During the day, Cleave and Lee took turns testing the Sony Handicam Pro Video 8, an off-the-shelf camera that NASA is testing as a potential replacement for the 10-year-old RCA cameras on board because it is much lighter and smaller. Five other brands will be tested on succeeding flights.

Capsule communicator David Low told the astronauts that spectacular pictures of the Baja Peninsula and the Gulf and Florida coasts from the miniature camera were “coming across real, real clear down here, and folks that have been around long enough say that that’s clearer than they have ever seen any downlink.”
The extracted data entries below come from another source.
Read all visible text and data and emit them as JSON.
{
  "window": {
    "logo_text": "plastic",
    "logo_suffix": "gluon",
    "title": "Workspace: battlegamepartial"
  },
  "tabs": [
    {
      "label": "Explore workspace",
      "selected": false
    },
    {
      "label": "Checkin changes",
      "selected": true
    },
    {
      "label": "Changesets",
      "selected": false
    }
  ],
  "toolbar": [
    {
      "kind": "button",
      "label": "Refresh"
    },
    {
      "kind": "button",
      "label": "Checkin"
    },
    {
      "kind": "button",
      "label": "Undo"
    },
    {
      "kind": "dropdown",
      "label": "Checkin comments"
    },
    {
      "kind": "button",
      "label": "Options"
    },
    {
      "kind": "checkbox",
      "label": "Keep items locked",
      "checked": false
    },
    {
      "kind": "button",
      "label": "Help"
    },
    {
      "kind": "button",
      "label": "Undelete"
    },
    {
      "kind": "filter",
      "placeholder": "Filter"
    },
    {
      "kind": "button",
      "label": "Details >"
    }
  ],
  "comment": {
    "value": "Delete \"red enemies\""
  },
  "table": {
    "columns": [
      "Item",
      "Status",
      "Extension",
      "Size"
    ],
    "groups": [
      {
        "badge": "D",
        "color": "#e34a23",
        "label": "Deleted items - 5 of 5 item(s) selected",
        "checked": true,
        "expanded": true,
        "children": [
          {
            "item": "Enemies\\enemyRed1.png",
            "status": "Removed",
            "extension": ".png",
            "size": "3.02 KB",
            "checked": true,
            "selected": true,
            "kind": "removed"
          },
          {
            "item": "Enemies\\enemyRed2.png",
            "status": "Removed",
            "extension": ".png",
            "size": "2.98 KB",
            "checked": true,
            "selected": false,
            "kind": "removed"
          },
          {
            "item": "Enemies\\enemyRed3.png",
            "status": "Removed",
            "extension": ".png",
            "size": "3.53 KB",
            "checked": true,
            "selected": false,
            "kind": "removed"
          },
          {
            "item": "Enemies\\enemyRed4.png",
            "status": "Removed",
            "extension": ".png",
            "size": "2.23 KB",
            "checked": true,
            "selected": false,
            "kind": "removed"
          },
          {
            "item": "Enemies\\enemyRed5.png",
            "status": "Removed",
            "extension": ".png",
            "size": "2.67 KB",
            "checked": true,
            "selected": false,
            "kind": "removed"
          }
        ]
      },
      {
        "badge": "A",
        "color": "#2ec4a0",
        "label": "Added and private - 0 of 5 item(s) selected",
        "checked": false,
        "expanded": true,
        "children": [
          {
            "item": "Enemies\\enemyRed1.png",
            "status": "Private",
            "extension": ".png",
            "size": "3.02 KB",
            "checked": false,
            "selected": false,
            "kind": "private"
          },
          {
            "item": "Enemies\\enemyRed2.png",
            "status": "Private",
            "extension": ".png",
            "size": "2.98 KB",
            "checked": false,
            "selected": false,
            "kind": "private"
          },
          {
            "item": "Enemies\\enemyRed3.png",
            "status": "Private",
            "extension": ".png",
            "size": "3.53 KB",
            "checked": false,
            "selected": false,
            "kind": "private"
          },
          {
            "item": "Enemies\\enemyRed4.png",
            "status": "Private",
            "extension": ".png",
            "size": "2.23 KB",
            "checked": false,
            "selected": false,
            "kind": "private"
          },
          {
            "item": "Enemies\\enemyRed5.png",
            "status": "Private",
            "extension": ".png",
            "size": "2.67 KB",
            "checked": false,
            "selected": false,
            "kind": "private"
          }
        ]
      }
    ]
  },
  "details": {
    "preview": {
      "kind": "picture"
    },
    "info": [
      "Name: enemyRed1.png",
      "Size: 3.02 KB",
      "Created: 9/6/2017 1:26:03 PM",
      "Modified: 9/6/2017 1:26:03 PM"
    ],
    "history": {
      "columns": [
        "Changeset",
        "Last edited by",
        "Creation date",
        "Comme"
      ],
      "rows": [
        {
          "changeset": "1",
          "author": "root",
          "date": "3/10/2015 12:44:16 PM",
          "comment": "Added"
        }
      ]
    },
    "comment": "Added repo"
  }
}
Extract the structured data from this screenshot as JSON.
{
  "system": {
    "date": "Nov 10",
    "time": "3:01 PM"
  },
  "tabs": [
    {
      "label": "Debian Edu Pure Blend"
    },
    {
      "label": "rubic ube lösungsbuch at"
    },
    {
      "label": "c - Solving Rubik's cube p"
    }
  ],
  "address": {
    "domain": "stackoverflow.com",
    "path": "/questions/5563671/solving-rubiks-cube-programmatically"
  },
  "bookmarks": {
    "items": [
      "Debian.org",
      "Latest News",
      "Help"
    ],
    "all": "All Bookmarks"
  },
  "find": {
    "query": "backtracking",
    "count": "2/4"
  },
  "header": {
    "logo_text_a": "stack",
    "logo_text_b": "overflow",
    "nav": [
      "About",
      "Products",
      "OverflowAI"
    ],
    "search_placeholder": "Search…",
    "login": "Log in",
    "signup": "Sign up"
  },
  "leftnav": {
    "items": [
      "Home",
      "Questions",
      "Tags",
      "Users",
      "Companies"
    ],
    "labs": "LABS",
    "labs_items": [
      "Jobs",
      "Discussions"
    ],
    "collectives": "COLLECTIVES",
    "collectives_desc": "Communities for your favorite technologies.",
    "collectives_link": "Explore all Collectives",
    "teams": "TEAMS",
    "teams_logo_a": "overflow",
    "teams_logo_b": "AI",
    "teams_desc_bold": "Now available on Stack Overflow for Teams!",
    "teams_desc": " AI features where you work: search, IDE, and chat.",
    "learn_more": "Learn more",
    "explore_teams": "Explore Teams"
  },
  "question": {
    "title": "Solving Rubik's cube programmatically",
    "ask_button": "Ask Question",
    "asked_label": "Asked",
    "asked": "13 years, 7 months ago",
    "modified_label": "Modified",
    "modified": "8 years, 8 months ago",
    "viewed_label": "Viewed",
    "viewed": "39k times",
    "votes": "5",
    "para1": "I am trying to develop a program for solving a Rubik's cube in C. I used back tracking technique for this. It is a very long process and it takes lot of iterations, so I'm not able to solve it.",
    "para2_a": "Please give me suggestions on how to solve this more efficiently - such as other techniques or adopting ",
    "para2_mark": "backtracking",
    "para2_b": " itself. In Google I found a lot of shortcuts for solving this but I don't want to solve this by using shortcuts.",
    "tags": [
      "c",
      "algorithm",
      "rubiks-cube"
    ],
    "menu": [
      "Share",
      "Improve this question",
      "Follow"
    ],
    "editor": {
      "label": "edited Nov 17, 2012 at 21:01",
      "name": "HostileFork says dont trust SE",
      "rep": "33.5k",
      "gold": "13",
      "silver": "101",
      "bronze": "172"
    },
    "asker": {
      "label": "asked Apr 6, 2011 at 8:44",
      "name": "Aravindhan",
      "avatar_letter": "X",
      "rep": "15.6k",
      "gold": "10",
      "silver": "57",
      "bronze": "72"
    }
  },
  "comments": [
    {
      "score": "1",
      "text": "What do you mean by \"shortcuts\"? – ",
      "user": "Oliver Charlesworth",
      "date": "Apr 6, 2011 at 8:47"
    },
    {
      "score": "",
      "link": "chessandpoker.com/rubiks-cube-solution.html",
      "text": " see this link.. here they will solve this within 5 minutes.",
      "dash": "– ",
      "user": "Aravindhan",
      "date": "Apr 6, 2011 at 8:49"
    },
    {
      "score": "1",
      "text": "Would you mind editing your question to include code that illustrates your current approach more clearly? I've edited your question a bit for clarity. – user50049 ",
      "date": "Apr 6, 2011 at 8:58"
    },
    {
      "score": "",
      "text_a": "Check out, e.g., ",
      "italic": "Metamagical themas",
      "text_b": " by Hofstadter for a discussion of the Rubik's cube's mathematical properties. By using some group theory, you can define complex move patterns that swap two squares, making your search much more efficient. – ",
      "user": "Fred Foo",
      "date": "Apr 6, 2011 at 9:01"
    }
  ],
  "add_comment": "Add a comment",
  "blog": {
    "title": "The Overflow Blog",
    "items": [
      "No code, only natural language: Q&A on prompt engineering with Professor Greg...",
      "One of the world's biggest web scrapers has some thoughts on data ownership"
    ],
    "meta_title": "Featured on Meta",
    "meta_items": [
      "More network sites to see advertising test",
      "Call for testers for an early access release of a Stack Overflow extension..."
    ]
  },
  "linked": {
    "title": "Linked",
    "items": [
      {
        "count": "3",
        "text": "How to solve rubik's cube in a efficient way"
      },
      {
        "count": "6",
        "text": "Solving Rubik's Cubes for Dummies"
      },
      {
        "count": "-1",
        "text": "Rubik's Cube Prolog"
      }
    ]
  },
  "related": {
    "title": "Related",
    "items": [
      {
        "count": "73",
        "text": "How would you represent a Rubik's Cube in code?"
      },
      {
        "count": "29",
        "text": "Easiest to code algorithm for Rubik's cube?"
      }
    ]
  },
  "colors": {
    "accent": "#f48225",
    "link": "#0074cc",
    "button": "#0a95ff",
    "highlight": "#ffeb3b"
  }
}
A different camera gave Cleave a problem, however. The shutter on a 70-millimeter lens on a Hasselblad camera used for still photography stuck in a closed position, rendering the camera inoperative.

In the afternoon, in a rehearsal of procedures that would be used for a space walk, Thagard and Lee donned space helmets and breathed oxygen for an hour while Atlantis’ cabin pressure was reduced from the normal level of 14.7 pounds per square inch to 10.2 psi. Breathing pure oxygen frees the astronauts’ bodies of nitrogen, which could cause the phenomenon known as the bends under the 4.3 psi pressure of the space suits.

No space walk is planned for this mission. Thagard and Lee were simply testing the helmets, which were redesigned following the 1986 Challenger disaster, to ensure that they did not leak excess oxygen into the cabin, which could present a flammability hazard.

The same procedure will be followed on the December shuttle flight, in which the Hubble Space Telescope will be deployed, in case a space walk is needed to assist in the deployment.